Compare two dates in Java

Solution 1:

Date equality depends on the two dates being equal to the millisecond. Creating a new Date object using new Date() will never equal a date created in the past. Joda Time's APIs simplify working with dates; however, using the Java's SDK alone:

if (removeTime(questionDate).equals(removeTime(today)) 
  ...

public Date removeTime(Date date) {    
    Calendar cal = Calendar.getInstance();  
    cal.setTime(date);  
    cal.set(Calendar.HOUR_OF_DAY, 0);  
    cal.set(Calendar.MINUTE, 0);  
    cal.set(Calendar.SECOND, 0);  
    cal.set(Calendar.MILLISECOND, 0);  
    return cal.getTime(); 
}

Solution 2:

I would use JodaTime for this. Here is an example - lets say you want to find the difference in days between 2 dates.

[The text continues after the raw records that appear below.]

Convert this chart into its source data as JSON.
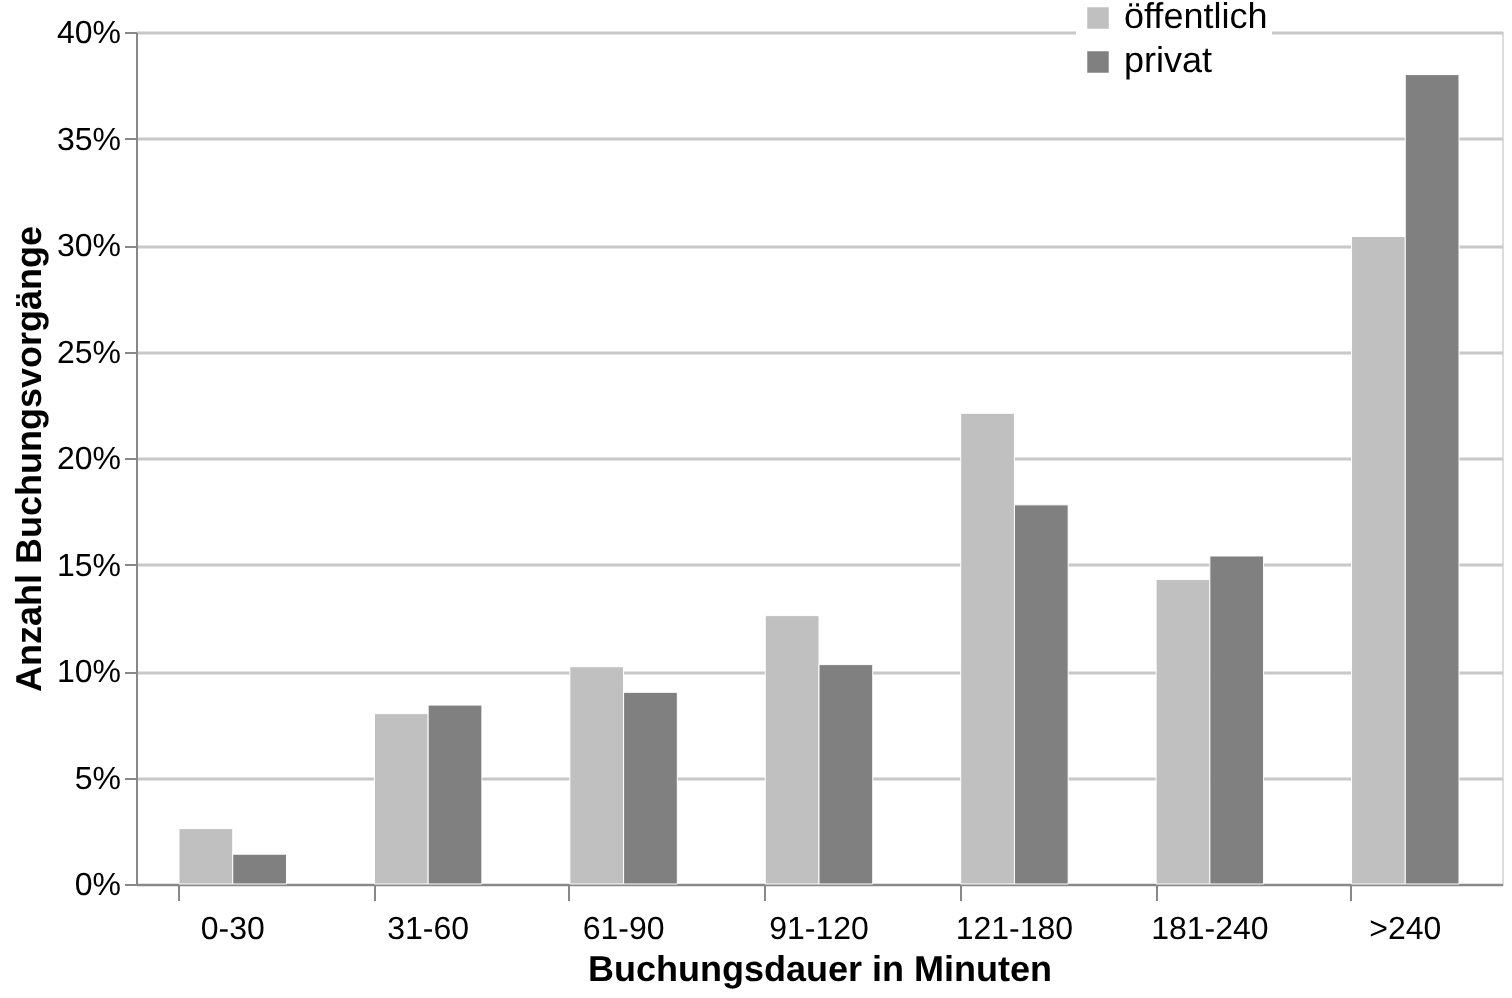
{
  "chart_data": {
    "type": "bar",
    "xlabel": "Buchungsdauer in Minuten",
    "ylabel": "Anzahl Buchungsvorgänge",
    "categories": [
      "0-30",
      "31-60",
      "61-90",
      "91-120",
      "121-180",
      "181-240",
      ">240"
    ],
    "series": [
      {
        "name": "öffentlich",
        "color": "#c0c0c0",
        "values": [
          2.6,
          8.0,
          10.2,
          12.6,
          22.1,
          14.3,
          30.4
        ]
      },
      {
        "name": "privat",
        "color": "#808080",
        "values": [
          1.4,
          8.4,
          9.0,
          10.3,
          17.8,
          15.4,
          38.0
        ]
      }
    ],
    "ylim": [
      0,
      40
    ],
    "yticks": [
      {
        "value": 0,
        "label": "0%"
      },
      {
        "value": 5,
        "label": "5%"
      },
      {
        "value": 10,
        "label": "10%"
      },
      {
        "value": 15,
        "label": "15%"
      },
      {
        "value": 20,
        "label": "20%"
      },
      {
        "value": 25,
        "label": "25%"
      },
      {
        "value": 30,
        "label": "30%"
      },
      {
        "value": 35,
        "label": "35%"
      },
      {
        "value": 40,
        "label": "40%"
      }
    ],
    "grid": "y",
    "legend": "top right"
  }
}
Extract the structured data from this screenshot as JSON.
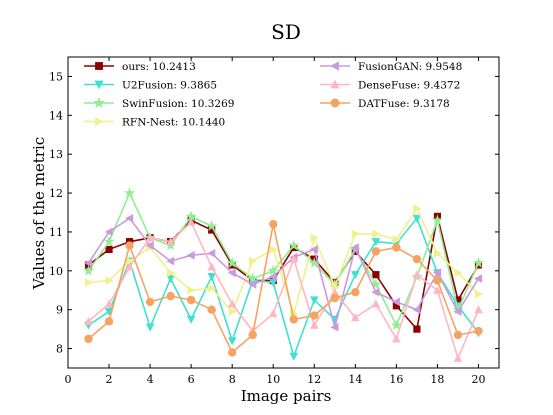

DateTime startDate = new DateTime(some_date); 
DateTime endDate = new DateTime(); //current date
Days diff = Days.daysBetween(startDate, endDate);
System.out.println(diff.getDays());

JodaTime can be downloaded from here.

Solution 3:

It's not clear to me what you want, but I'll mention that the Date class also has a compareTo method, which can be used to determine with one call if two Date objects are equal or (if they aren't equal) which occurs sooner. This allows you to do something like:

switch (today.compareTo(questionDate)) {
    case -1:  System.out.println("today is sooner than questionDate");  break;
    case 0:   System.out.println("today and questionDate are equal");  break;
    case 1:   System.out.println("today is later than questionDate");  break;
    default:  System.out.println("Invalid results from date comparison"); break;
}

It should be noted that the API docs don't guarantee the results to be -1, 0, and 1, so you may want to use if-elses rather than a switch in any production code. Also, if the second date is null, you'll get a NullPointerException, so wrapping your code in a try-catch may be useful.